The problem was, they were all unreadable.
Pages that were manufactured at that speed could hardly rely on
human dexterity in creating their content. So the software which
produced them - and it was ingenious software - had to resort to other
means. These largely fell into two groups: RSS feeds and what came to
be called "scraped" content. The problem with RSS feeds was that lots
of other people were using the same feed. The problem with scraped
content was that it belonged to someone else. In both cases, the
hyperlink which was obligatory (but which could be turned off in the
case of the scraped content) bled Pagerank away and in other ways
compromised the integrity of your site. Both practices also had the
habit of leaving footprints for the search engines to spot. Lawyers'
purses bulged a bit as well.
At about the same time, people searching the Internet complained of
seeing bland web pages with content that was either non-existent,
meaningless or repetitive (even, heaven forbid, duplicate). The search
engines addressed this by punishing web sites that displayed those
tendencies, and so raised the informational quality of their listings
for a while. This punishment consisted of altering their algorithms so
that sites or pages which demonstrated such blandness were either
pushed so far down the listings that they effectively could not be
seen, or delisted altogether (banned).
Along came a flurry of remedies. You could pay ghost-writers at
Elance or Rentacoder to produce the content for you according to a
specified keyword density (but even at $3 an hour it was expensive if
you wanted to replace all those thousands of pages which had just been
banned by Google). Then a huge mini industry of private label
membership sites came along, charging you a monthly fee to use its
thousands of stock articles without any copyright questions being
asked. (But there were seldom the specific keyword phrases you wanted
in those articles, and you could never control the keyword density;
also you just knew that lots of other people were using the same
articles from the same membership sites.)

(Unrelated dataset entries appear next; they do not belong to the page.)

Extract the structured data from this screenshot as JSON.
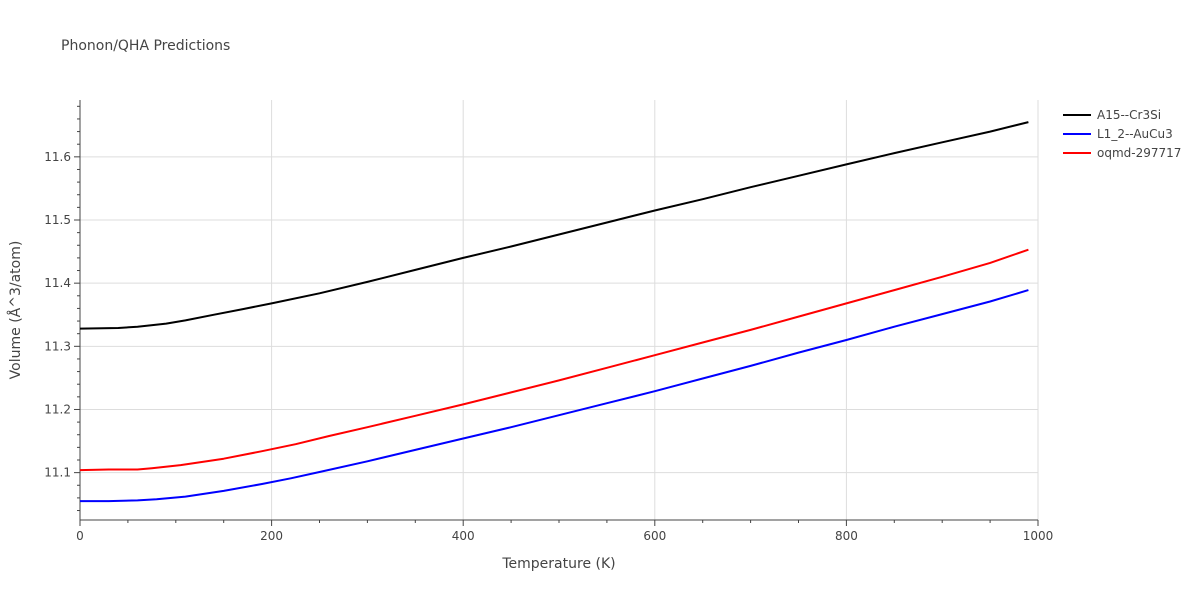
{
  "chart_data": {
    "type": "line",
    "title": "Phonon/QHA Predictions",
    "xlabel": "Temperature (K)",
    "ylabel": "Volume (Å^3/atom)",
    "xlim": [
      0,
      1000
    ],
    "ylim": [
      11.025,
      11.69
    ],
    "x_ticks": [
      0,
      200,
      400,
      600,
      800,
      1000
    ],
    "y_ticks": [
      11.1,
      11.2,
      11.3,
      11.4,
      11.5,
      11.6
    ],
    "x_tick_labels": [
      "0",
      "200",
      "400",
      "600",
      "800",
      "1000"
    ],
    "y_tick_labels": [
      "11.1",
      "11.2",
      "11.3",
      "11.4",
      "11.5",
      "11.6"
    ],
    "grid": true,
    "legend_position": "right",
    "series": [
      {
        "name": "A15--Cr3Si",
        "color": "#000000",
        "x": [
          0,
          40,
          60,
          90,
          110,
          140,
          170,
          200,
          250,
          300,
          350,
          400,
          450,
          500,
          550,
          600,
          650,
          700,
          750,
          800,
          850,
          900,
          950,
          990
        ],
        "y": [
          11.328,
          11.329,
          11.331,
          11.336,
          11.341,
          11.35,
          11.359,
          11.368,
          11.384,
          11.402,
          11.421,
          11.44,
          11.458,
          11.477,
          11.496,
          11.515,
          11.533,
          11.552,
          11.57,
          11.588,
          11.606,
          11.623,
          11.64,
          11.655
        ]
      },
      {
        "name": "L1_2--AuCu3",
        "color": "#0000ff",
        "x": [
          0,
          30,
          60,
          80,
          110,
          150,
          190,
          220,
          250,
          300,
          350,
          400,
          450,
          500,
          550,
          600,
          650,
          700,
          750,
          800,
          850,
          900,
          950,
          990
        ],
        "y": [
          11.055,
          11.055,
          11.056,
          11.058,
          11.062,
          11.071,
          11.082,
          11.091,
          11.101,
          11.118,
          11.136,
          11.154,
          11.172,
          11.191,
          11.21,
          11.229,
          11.249,
          11.269,
          11.29,
          11.31,
          11.331,
          11.351,
          11.371,
          11.389
        ]
      },
      {
        "name": "oqmd-297717",
        "color": "#ff0000",
        "x": [
          0,
          30,
          60,
          75,
          105,
          150,
          190,
          225,
          260,
          300,
          350,
          400,
          450,
          500,
          550,
          600,
          650,
          700,
          750,
          800,
          850,
          900,
          950,
          990
        ],
        "y": [
          11.104,
          11.105,
          11.105,
          11.107,
          11.112,
          11.122,
          11.134,
          11.145,
          11.158,
          11.172,
          11.19,
          11.208,
          11.227,
          11.246,
          11.266,
          11.286,
          11.306,
          11.326,
          11.347,
          11.368,
          11.389,
          11.41,
          11.432,
          11.453
        ]
      }
    ]
  }
}
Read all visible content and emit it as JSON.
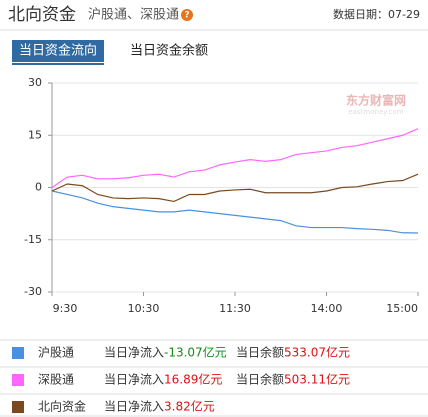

Other software came along and inserted random text at the top and
bottom of each article, so that each page became unique in its own way.
Still more software was produced which substituted common words in
existing PLR articles from stock synonyms (there was word going round
that if a page was 28 percent more different than another page then you
were okay). The problem was that if the page was read as a whole, it
made no sense at all. But this could still fool the search engines.
Just.
The search engines were reported to have recruited thousands of
student "editors" to manually weed out such aberrations from their
indices. More emphasis was placed on non-reciprocal inbound links with
the appropriate keywords in the anchor text (or within ten words left
or right of the anchor text), and other "off-page" considerations. And
so it went on. And on.
There were all sorts of "solutions" offered to those webmasters who
had known the heady days of the big-figure Google checks for doing very
little, and were willing to pay almost any price to return to them.
Accordingly, the software became more ambitious. In turn, the search
engines became more demanding, and there were increasing signs that
perfectly legitimate sites were being punished as well as the spam
pages.
We seem to have reached a point where something has to give. The
browsing public does deserve better than scraped content, RSS feeds and
the abundance of proto-plagiarism that it still gets. The need is for
content that makes sense and is readable by real people and also of
value, as well as ticking all the boxes of the search engine bots'
latest algorithm. Equally, webmasters have a need for such content as
well, yet they also have an understandable need to be able to produce
that content on demand to their increasingly information-hungry
readers. To satisfy such demands it is unlikely that one piece of
software alone will suffice. Instead, it seems clear that a system of
content delivery needs to exist which is actually sophisticated enough
to produce content which is of value to all concerned.